In this project, I will utilize data from an automobile tracking platform that tracks the history of important incidents after the initial sale of a new vehicle. Such incidents include subsequent private sales, repairs, and accident reports. The platform provides a good reference for second-hand buyers to understand the vehicles they are interested in.

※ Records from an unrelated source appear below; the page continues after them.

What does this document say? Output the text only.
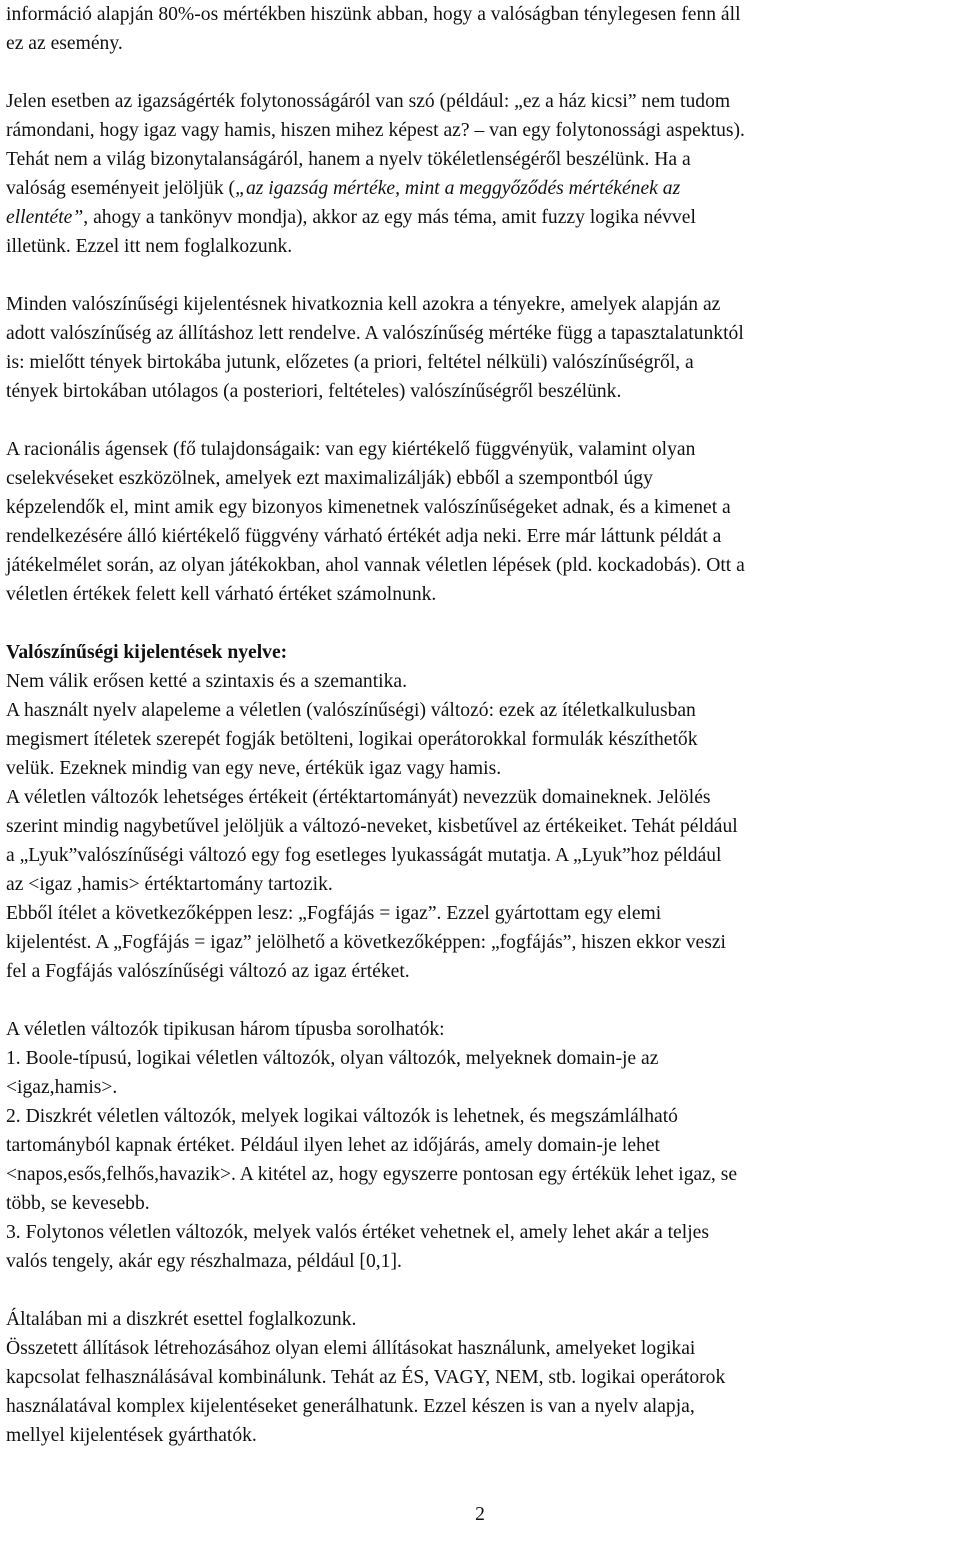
információ alapján 80%-os mértékben hiszünk abban, hogy a valóságban ténylegesen fenn áll
ez az esemény.

Jelen esetben az igazságérték folytonosságáról van szó (például: „ez a ház kicsi” nem tudom
rámondani, hogy igaz vagy hamis, hiszen mihez képest az? – van egy folytonossági aspektus).
Tehát nem a világ bizonytalanságáról, hanem a nyelv tökéletlenségéről beszélünk. Ha a
valóság eseményeit jelöljük („az igazság mértéke, mint a meggyőződés mértékének az
ellentéte”, ahogy a tankönyv mondja), akkor az egy más téma, amit fuzzy logika névvel
illetünk. Ezzel itt nem foglalkozunk.

Minden valószínűségi kijelentésnek hivatkoznia kell azokra a tényekre, amelyek alapján az
adott valószínűség az állításhoz lett rendelve. A valószínűség mértéke függ a tapasztalatunktól
is: mielőtt tények birtokába jutunk, előzetes (a priori, feltétel nélküli) valószínűségről, a
tények birtokában utólagos (a posteriori, feltételes) valószínűségről beszélünk.

A racionális ágensek (fő tulajdonságaik: van egy kiértékelő függvényük, valamint olyan
cselekvéseket eszközölnek, amelyek ezt maximalizálják) ebből a szempontból úgy
képzelendők el, mint amik egy bizonyos kimenetnek valószínűségeket adnak, és a kimenet a
rendelkezésére álló kiértékelő függvény várható értékét adja neki. Erre már láttunk példát a
játékelmélet során, az olyan játékokban, ahol vannak véletlen lépések (pld. kockadobás). Ott a
véletlen értékek felett kell várható értéket számolnunk.

Valószínűségi kijelentések nyelve:

Nem válik erősen ketté a szintaxis és a szemantika.
A használt nyelv alapeleme a véletlen (valószínűségi) változó: ezek az ítéletkalkulusban
megismert ítéletek szerepét fogják betölteni, logikai operátorokkal formulák készíthetők
velük. Ezeknek mindig van egy neve, értékük igaz vagy hamis.
A véletlen változók lehetséges értékeit (értéktartományát) nevezzük domaineknek. Jelölés
szerint mindig nagybetűvel jelöljük a változó-neveket, kisbetűvel az értékeiket. Tehát például
a „Lyuk”valószínűségi változó egy fog esetleges lyukasságát mutatja. A „Lyuk”hoz például
az <igaz ,hamis> értéktartomány tartozik.
Ebből ítélet a következőképpen lesz: „Fogfájás = igaz”. Ezzel gyártottam egy elemi
kijelentést. A „Fogfájás = igaz” jelölhető a következőképpen: „fogfájás”, hiszen ekkor veszi
fel a Fogfájás valószínűségi változó az igaz értéket.

A véletlen változók tipikusan három típusba sorolhatók:
1. Boole-típusú, logikai véletlen változók, olyan változók, melyeknek domain-je az
<igaz,hamis>.
2. Diszkrét véletlen változók, melyek logikai változók is lehetnek, és megszámlálható
tartományból kapnak értéket. Például ilyen lehet az időjárás, amely domain-je lehet
<napos,esős,felhős,havazik>. A kitétel az, hogy egyszerre pontosan egy értékük lehet igaz, se
több, se kevesebb.
3. Folytonos véletlen változók, melyek valós értéket vehetnek el, amely lehet akár a teljes
valós tengely, akár egy részhalmaza, például [0,1].

Általában mi a diszkrét esettel foglalkozunk.
Összetett állítások létrehozásához olyan elemi állításokat használunk, amelyeket logikai
kapcsolat felhasználásával kombinálunk. Tehát az ÉS, VAGY, NEM, stb. logikai operátorok
használatával komplex kijelentéseket generálhatunk. Ezzel készen is van a nyelv alapja,
mellyel kijelentések gyárthatók.

2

In this project, I will receive a dataset with a history report of various vehicles. The goal is to write a MapReduce program to produce a report of the total number of accidents per make and year of the car.
Project is created with:
- Hortonworks HDP Sandbox 3.0.0
- Python 3.8+
- Update the below line in the python files to run locally
#!<local_path_to_python.exe>
- Update the below line in the python files to run on Hadoop
#!/usr/bin/env python
Output of Mapreduce program
- Mapper1 Output
- Reducer1 Output
- Mapper2 Output
- Reducer2 Output
- Execution in Hadoop Distributed Environment
1. Move the mapreduce files to /home/hdfs and assign permissions
chmod +x /home/hduser/autoinc_mapper*.py
chmod +x /home/hduser/autoinc_reducer*.py
2. Create a folder in HDFS and move the data.csv file
hdfs dfs -mkdir /<datafolder>
3. Move the data.csv to the datafolder in HDFS
hdfs dfs -put <local_path>/data.csv /<datafolder>/
4. Create bashscript 'mapreduce1.sh' to execute the first set of mapreduce code
hadoop jar /usr/hdp/current/hadoop-mapreduce-client/hadoop-streaming.jar \
-file /home/hdfs/autoinc_mapper1.py -mapper /home/hdfs/autoinc_mapper1.py \
-file /home/hdfs/autoinc_reducer1.py -reducer /home/hdfs/autoinc_reducer1.py \
-input /<datafolder>/data.csv \
-output /output
sh mapreduce.sh
5. After execution, the output will be saved to the 'output folder'
[hdfs@sandbox-hdp ~]$ hdfs dfs -cat /output/part-00000
EXOA00341AB123456 Mercedes 2016
INU45KIOOPA343980 Mercedes 2015
UXIA769ABCC447906 Toyota 2017
VOME254OOXW344325 Mercedes 2015
VXIO456XLBB630221 Nissan 2003
Note:
- Repeat the same steps for mapreduce1.sh
- The output should be as follows:
[hdfs@sandbox-hdp ~]$ hdfs dfs -cat /accidents_count_per_make_year/part-00000
Toyota 2017 1
Mercedes 2016 1
Mercedes 2015 2
Nissan 2003 1